A 96% share of proptech investors expect capital to keep flooding in during 2021. That compares to a 70% share from mid-2020 and 85% the year prior. Meanwhile, 84% of CEOs predicted the fundraising to be frothy in the upcoming 12 months, nearly doubling the 44% from six months earlier and an uptick from 81% year-over-year.

However, within the mortgage industry a disconnect remains between the desire to adopt streamlining tech and actually executing on that. The pandemic era’s non-stop deluge of refinances in particular created a conundrum for many lenders who needed automated processes but lacked the capacity to implement them.

But it’s inevitable that originators will be forced to adopt such capabilities as younger homebuyers enter the market and expect a tech-enabled experience, Tomasello said.

The volume rush highlighted the industry’s inefficiencies and generated heightened interest for investors. It caused a bevy of mergers and acquisitions and initial public offerings within the sector — a trend that’s on the upswing.

Just over three-quarters of investors expect proptech M&A to increase in 2021, compared to 63% when surveyed in the middle of 2020 and 53% at the end of 2019. Meanwhile, a survey-high 48% share of proptech CEOs forecasted that their companies will be bought, go public, or gain major liquidity by the end of 2023. It jumped from 42% shares in both mid-2020 and year-end 2019 who projected that in a three-year horizon.
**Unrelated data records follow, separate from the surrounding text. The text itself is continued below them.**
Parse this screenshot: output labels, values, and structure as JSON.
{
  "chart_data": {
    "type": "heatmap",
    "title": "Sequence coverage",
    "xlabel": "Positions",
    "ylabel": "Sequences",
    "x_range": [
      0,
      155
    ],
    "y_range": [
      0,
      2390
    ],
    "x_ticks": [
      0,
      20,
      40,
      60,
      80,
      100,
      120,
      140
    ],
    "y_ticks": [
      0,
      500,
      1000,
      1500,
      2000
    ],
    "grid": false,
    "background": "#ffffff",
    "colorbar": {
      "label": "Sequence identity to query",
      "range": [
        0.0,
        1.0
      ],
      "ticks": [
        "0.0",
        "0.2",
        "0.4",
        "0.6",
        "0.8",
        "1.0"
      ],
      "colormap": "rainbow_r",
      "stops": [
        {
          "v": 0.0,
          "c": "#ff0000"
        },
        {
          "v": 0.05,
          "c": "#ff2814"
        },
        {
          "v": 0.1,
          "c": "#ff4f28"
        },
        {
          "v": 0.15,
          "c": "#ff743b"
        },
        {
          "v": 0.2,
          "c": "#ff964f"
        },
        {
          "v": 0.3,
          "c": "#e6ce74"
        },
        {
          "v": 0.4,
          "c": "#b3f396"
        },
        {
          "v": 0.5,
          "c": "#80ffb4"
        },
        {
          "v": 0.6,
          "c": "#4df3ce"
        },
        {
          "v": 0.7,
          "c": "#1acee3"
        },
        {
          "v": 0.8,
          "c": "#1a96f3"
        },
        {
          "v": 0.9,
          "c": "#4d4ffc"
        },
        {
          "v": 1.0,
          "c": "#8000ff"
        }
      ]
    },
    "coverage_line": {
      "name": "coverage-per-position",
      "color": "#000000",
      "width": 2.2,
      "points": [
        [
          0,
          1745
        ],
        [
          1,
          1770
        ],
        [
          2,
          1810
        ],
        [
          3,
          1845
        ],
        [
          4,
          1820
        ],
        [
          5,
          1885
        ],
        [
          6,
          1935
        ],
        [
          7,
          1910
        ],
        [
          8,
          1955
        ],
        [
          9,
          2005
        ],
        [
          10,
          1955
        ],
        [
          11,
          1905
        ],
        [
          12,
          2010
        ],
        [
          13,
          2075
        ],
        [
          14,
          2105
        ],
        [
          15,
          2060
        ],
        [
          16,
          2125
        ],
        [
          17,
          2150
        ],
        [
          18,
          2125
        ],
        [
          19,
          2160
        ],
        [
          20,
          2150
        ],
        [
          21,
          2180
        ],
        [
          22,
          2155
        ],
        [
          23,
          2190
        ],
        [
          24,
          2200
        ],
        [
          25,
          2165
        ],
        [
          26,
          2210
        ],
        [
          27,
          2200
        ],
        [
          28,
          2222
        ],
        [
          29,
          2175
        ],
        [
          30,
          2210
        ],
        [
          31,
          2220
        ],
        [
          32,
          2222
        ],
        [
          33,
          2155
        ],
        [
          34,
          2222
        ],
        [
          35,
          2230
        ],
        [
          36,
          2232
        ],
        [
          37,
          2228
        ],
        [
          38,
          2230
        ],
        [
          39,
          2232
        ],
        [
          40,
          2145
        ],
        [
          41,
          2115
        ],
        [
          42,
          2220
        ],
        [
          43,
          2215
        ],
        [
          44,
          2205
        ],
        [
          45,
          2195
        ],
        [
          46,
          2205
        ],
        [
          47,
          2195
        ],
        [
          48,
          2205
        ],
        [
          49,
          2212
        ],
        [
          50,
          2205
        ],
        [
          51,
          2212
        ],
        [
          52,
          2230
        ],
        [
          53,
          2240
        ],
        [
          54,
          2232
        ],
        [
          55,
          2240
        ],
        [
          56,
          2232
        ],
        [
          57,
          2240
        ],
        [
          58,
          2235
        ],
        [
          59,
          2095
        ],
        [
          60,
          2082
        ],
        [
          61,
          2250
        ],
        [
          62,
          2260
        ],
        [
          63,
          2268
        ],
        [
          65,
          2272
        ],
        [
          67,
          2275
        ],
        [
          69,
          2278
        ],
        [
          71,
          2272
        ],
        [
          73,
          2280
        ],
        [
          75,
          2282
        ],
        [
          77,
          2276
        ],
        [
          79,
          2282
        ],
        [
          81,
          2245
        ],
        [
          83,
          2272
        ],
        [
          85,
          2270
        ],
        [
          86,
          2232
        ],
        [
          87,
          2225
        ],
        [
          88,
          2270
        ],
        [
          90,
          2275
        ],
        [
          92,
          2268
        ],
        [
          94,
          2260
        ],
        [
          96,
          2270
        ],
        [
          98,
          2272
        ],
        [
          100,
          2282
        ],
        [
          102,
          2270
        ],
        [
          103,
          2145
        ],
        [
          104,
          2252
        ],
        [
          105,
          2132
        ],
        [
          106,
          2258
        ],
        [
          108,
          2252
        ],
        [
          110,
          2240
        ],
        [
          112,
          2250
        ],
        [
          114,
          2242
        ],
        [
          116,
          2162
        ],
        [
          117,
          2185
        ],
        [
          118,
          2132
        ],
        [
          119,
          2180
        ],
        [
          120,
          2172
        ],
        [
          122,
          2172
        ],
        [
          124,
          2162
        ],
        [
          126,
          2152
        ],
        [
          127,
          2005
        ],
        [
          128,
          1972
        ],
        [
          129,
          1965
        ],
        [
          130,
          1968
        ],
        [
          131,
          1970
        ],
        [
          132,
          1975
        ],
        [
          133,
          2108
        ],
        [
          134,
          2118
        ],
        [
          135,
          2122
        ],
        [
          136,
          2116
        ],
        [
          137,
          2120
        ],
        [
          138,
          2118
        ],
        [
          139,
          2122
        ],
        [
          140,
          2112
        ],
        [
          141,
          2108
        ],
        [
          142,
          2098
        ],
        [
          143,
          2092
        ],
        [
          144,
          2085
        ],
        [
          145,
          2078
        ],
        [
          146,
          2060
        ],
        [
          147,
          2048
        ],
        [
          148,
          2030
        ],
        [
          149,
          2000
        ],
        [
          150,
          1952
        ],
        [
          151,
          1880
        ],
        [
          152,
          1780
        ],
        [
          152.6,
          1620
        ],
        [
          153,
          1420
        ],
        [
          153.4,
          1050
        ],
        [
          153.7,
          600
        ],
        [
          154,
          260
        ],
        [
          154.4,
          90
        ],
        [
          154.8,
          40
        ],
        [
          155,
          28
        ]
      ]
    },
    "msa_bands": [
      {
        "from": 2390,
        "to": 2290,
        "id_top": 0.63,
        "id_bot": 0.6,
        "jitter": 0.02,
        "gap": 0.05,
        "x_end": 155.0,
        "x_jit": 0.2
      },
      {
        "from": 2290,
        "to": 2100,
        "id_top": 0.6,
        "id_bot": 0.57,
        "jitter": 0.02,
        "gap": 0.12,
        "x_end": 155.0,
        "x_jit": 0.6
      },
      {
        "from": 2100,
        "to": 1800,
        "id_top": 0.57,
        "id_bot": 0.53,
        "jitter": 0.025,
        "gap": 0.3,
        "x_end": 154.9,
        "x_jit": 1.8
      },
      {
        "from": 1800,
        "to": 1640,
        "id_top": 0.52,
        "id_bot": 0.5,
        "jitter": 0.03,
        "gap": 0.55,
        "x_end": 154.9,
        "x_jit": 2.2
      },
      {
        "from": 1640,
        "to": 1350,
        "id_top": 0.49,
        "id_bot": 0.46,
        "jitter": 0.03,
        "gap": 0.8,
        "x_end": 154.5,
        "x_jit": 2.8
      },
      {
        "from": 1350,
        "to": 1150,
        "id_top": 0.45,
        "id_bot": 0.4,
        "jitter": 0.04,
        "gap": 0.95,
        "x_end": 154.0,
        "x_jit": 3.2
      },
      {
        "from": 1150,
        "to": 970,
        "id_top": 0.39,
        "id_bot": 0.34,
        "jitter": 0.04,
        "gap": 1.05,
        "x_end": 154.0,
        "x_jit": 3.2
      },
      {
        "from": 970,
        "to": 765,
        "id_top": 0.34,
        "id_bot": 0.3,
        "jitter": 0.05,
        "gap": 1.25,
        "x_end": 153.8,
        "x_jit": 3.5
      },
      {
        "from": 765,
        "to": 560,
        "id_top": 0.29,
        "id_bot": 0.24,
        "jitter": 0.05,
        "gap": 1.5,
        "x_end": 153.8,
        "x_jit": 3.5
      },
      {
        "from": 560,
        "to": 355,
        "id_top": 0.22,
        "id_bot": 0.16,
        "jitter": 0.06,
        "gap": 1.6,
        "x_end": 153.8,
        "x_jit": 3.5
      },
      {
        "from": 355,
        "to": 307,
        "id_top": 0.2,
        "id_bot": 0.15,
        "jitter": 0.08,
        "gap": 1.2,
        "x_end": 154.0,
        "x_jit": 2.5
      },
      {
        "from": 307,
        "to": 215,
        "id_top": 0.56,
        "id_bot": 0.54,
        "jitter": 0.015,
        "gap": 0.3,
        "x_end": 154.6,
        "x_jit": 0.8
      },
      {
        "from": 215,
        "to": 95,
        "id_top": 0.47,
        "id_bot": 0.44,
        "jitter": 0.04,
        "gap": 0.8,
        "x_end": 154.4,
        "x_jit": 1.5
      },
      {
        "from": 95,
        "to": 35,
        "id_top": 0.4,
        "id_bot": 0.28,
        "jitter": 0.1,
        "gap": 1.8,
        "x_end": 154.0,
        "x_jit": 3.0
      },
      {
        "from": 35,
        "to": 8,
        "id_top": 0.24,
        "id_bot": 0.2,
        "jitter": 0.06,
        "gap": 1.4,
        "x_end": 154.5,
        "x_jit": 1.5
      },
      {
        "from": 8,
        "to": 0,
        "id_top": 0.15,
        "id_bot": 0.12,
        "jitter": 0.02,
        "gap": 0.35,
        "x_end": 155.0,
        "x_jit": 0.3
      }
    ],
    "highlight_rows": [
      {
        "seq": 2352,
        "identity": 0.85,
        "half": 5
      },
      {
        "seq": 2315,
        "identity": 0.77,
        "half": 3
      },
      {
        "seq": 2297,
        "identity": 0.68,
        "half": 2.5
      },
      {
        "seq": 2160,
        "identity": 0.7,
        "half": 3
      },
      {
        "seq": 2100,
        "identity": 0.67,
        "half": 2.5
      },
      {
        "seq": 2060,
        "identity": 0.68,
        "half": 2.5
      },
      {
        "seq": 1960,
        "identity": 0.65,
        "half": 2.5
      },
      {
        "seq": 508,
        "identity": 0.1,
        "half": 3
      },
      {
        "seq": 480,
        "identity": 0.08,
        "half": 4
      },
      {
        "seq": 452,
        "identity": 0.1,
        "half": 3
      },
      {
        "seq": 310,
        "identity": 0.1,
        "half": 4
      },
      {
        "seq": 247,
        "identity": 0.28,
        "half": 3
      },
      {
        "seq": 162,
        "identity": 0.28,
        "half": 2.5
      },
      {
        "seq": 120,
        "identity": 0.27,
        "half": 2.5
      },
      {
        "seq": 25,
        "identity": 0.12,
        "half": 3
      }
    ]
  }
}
“We've gradually seen category leaders emerge and be acquisitive, looking to increase scale and grow their product offering,” Tomasello said. “We do expect M&A to be an ongoing theme and expect a surge in special purpose acquisition company activity. SPACs have accelerated throughout the broader market, and we've seen a number of SPACs going directly after the proptech space.”

KBW identified 14 proptech-focused SPACs seeking targets and 16 with proptech ties seeking targets. Those 30 SPACs have a combined $28 billion in spending funds.